Я смотрел на него в свете очага. Смотрел на слабое подобие того человека, которого любил когда-то, прежде гордого, а теперь сломленного. В свете лампы правая сторона его лица, иссеченная глубокими шрамами, напоминала одну из его медных дощечек. В пожаре сгорела половина его волос, остальные были выбриты, отчего кожа на черепе стала пятнистой и напоминала шкуру животного. Его глаза, которые прежде лучились разными цветами, теперь оставались неизменно черными.
— И сколько?..
— Месяцы? Годы? — Каспар пожал плечами. — Я не считал. Наконец мне удалось бежать. Я пришел в Штрасбург, но тебя там не нашел. Стал спрашивать. Кто-то сказал, что ты отправился в Майнц. С тех пор я и добирался сюда.
Я неловко наклонился к нему и прикоснулся к его плечу.
— Я рад, что ты пришел. Я молюсь за тебя каждую ночь.
Каспар свернулся на стуле, словно змея.
— Мог не трудиться. Господь бессилен, когда речь идет об арманьякцах.
Жесткость его взгляда поразила меня. Я промолчал.
— А ты процветаешь. — Сказанные хриплым голосом Драха, эти слова казались похожими на обвинение. — Меховой воротник, золотая стежка на рукавах. Уважаемый бюргер в отцовском доме.
— И в таких долгах, каких не могу себе позволить.
— Все гоняешься за своей мечтой совершенства?
— Нашей мечтой.
Каспар сжал, потом разжал кулаки. Пальцы у него были костлявые.
— Я уже много лет как забыл про все мечты.
Я встал — продолжать дальше в таком же тоне было невыносимо.
— Пойдем, я покажу тебе, что мы делаем.
Он поплелся за мной по галерее. Я привел его в печатню, где станки купались в свете серебряных лунных лучей.
— Мы устанавливаем каждую букву отдельно, — пробормотал я. Меня трясло. — Ты не поверишь, насколько близко к истине…

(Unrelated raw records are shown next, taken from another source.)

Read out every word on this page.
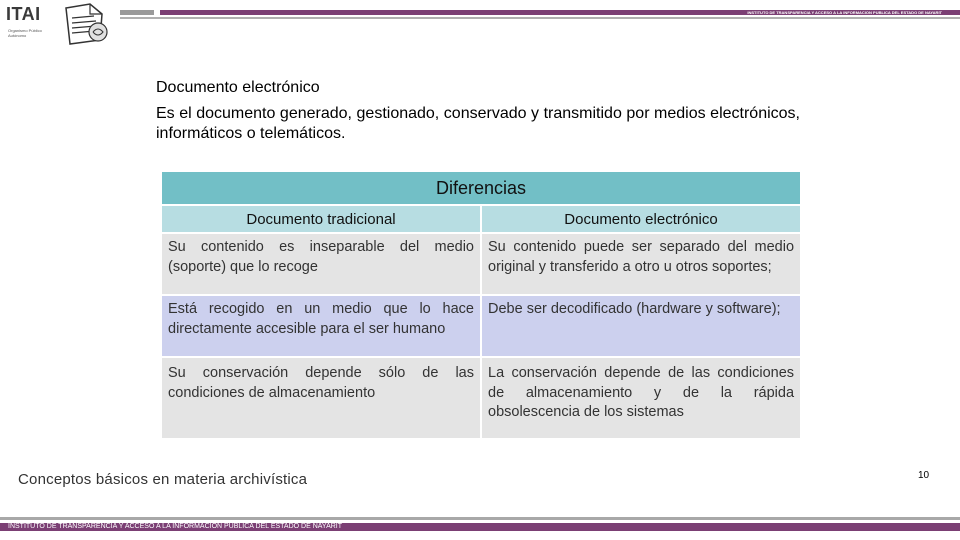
ITAI
Organismo Público Autónomo
INSTITUTO DE TRANSPARENCIA Y ACCESO A LA INFORMACION PUBLICA DEL ESTADO DE NAYARIT
Documento electrónico
Es el documento generado, gestionado, conservado y transmitido por medios electrónicos, informáticos o telemáticos.
Diferencias	
Documento tradicional	Documento electrónico

Su contenido es inseparable del medio (soporte) que lo recoge	Su contenido puede ser separado del medio original y transferido a otro u otros soportes;

Está recogido en un medio que lo hace directamente accesible para el ser humano	Debe ser decodificado (hardware y software);

Su conservación depende sólo de las condiciones de almacenamiento	La conservación depende de las condiciones de almacenamiento y de la rápida obsolescencia de los sistemas
Conceptos básicos en materia archivística	10
INSTITUTO DE TRANSPARENCIA Y ACCESO A LA INFORMACION PUBLICA DEL ESTADO DE NAYARIT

Холодная рука ухватила меня за шею, наклонила, прижала лицо к перепачканной чернилами подложке пресса. Я согнулся пополам, хватая ртом воздух. Каспар держал меня одной рукой, а другой возился с поясом.
— Что ты делаешь? — воскликнул я. — Каспар, ради Христа…
Он душил меня, прижимаясь ко мне сзади. Меня окутал могильный запах сырой земли.
— Ты знаешь, что они делали со мной, пока ты тут играл в свои игры?
— Я думал, ты мертв.
Его руки сдирали с меня одежду, царапали мою кожу.
— Пожалуйста, — взмолился я. — Не так.
— Что тут такое?
В комнате вспыхнул свет, и Каспар в мгновение ока отскочил от меня. Тени, казалось, окутали его, словно плащ. Я выпрямился и оглянулся. В дверях стоял отец Гюнтер с лампой в руке и вглядывался в комнату.
— Иоганн?
Я пробормотал что-то неразборчивое.
— Мне послышался крик.
— Это пресс проскрипел. Я демонстрировал его… моему другу.
Гюнтер повернул лампу так, что лицо Каспара выплыло из темноты. Гюнтер пристально посмотрел на него.
— Если все в порядке… — с сомнением в голосе сказал он.
— Все будет хорошо.
Каспар вернулся, но он стал другим. Темная сторона его натуры, которую я когда-то принял за неизбежную тень сверкающего солнца, поглотила его. После той первой ужасной ночи он не говорил о том, что ему пришлось выстрадать, и, слава богу, не нападал на меня. Я простил ему это, но чего я не мог принять, так это малозаметных изменений, произошедших в нем. Жестокостей исподтишка, злости в глазах. Он, как призрак, мог погрузить комнату в холод, стоило мне войти туда. Я противился этой мысли сколько мог, но в конечном счете вынужден был признать: я больше не любил его.
Но талант никуда не делся. Даже губительные демоны, поселившиеся в нем, не смогли ослабить его интерес к книге. Я поощрял в нем этот интерес, надеясь, что работа хоть немного излечит его, настроит его разум на вещи более светлые. Я предоставил ему комнату в верхнем этаже дома, дал чернила, перья, кисти, бумагу — все, что ему было нужно. И он отплатил мне за все это.